Se observa que es condición para gozar de la bonificación el que la entidad realice, entre otras, una actividad industrial, de las no mencionadas en la disposición adicional undécima de la Ley 19/1994, destinada a la producción de bienes corporales, esto es, que la misma suponga la realización de una actividad transformadora por la que, a través de un proceso de fabricación, partiendo de materias primas se elabore un producto de características diferentes al de aquéllas materias, no sólo en cuanto a su forma sino también respecto de sus aplicaciones técnicas.
En el caso objeto de consulta, sobre fabricación de cerramientos de aluminio para inmuebles, la consultante domiciliada en Canarias vende los citados bienes corporales producidos también en Canarias por la misma, bienes propios de una actividad industrial distinta de las mencionadas en la disposición adicional undécima de la Ley, por lo tanto los rendimientos derivados de la venta de los citados bienes corporales fabricados por la consultante son bonificables de acuerdo con el artículo 26 de la Ley 19/1994.

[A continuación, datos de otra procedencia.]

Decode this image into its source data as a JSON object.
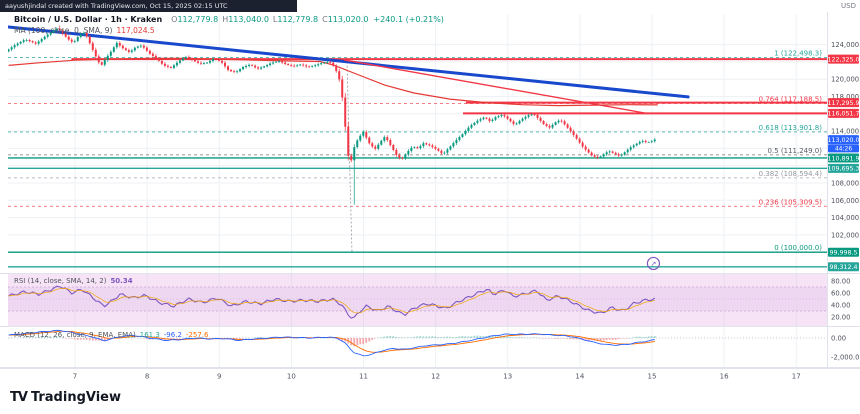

Respecto a los rendimientos correspondientes al montaje de los elementos de carpintería de aluminio (puertas y ventanas) fabricados por la consultante, en tanto que su montaje o instalación forme parte de la fabricación del cerramiento de aluminio objeto de la venta como obra completa, estos rendimientos han de incluirse dentro de los rendimientos derivados de las actividades de producción bonificadas.
Por último, y consecuentemente con lo expuesto, hay que señalar que no son bonificables los rendimientos correspondientes a la venta de piezas y accesorios no fabricados por la consultante.
Lo que comunico a Vd. con efectos vinculantes, conforme a lo dispuesto en el apartado 1 del artículo 89 de la Ley 58/2003, de 17 de diciembre, General Tributaria.